9. Il ressort des pièces du dossier que M. A a, par un courrier du 27 juin 2022, informé le maire de Valenton qu’il acceptait le poste proposé au sein de la commune de Valenton et demandé une réévaluation de la rémunération y afférente. Malgré le refus de la collectivité de procéder à l’augmentation demandée, l’intéressé a confirmé son intérêt pour le poste et a pris ses fonctions le 1er août 2022. Le requérant ne conteste pas avoir, durant les semaines qui ont suivi, sollicité plusieurs responsables de la commune afin d’obtenir une réévaluation salariale, et notamment le directeur de l’action éducative, la directrice générale des services et son adjointe, ainsi que l’adjointe au maire en charge de l’éducation, sans en informer ses supérieurs hiérarchiques directs. Ce comportement démontre une incapacité à accepter le fonctionnement et les contraintes de la collectivité territoriale, et notamment les exigences en matière de respect de la voie hiérarchique, et est au nombre de ceux permettant de caractériser une inaptitude à exercer des fonctions d’agent territorial. Au regard de ces éléments et en dépit de tout reproche formulé sur sa manière de servir en qualité d’animateur, l’employeur de M. A a pu, sans commettre d’erreur de droit et d’erreur manifeste d’appréciation, prononcer le licenciement de l’intéressé au terme de sa période d’essai.

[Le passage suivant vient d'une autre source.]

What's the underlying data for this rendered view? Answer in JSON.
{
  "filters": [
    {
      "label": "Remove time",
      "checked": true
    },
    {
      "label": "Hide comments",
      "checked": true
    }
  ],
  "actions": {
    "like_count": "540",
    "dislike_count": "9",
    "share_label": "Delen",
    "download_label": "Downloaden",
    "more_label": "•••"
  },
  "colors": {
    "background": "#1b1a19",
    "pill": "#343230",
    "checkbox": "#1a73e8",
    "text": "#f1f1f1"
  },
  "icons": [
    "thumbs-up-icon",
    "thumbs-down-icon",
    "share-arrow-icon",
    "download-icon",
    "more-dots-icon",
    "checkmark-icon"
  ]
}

10. En septième et dernier lieu, M. A ne produit aucun élément permettant d’établir que la décision en litige procèderait d’un détournement de pouvoir.
11. Il résulte de ce qui précède que les conclusions à fin d’annulation de l’arrêté du 28 septembre 2022, doivent être rejetées.
Sur les conclusions indemnitaires :
12. Il résulte des constatations opérées aux points 2 à 11 que l’arrêté du maire de Valenton du 28 septembre 2022 prononçant le licenciement de M. A au terme de sa période d’essai n’est entaché d’aucune illégalité. Par suite, la responsabilité pour faute de la commune ne peut être engagée et les conclusions indemnitaires doivent être rejetées.
Sur les frais liés aux litiges :
13. Les dispositions de l’article L. 761-1 du code de justice administrative font obstacle à ce que soit mise à la charge de la commune de Valenton, qui n’est pas, dans les présentes instances, la partie perdante, les sommes que M. A demande au titre des frais exposés et non compris dans les dépens. En outre, dans les circonstances de l’espèce, il n’y a pas non plus lieu de mettre à la charge de M. A les sommes demandées par la commune de Valenton au même titre.
D E C I D E :
Article 1er : Les requêtes sont rejetées.
Article 2 : Les conclusions présentées dans les deux instances par la commune de Valenton sur le fondement des dispositions de l’article L. 761-1 du code de justice administrative, sont rejetées.
Article 3 : Le présent jugement sera notifié à M. B A et à la commune de Valenton.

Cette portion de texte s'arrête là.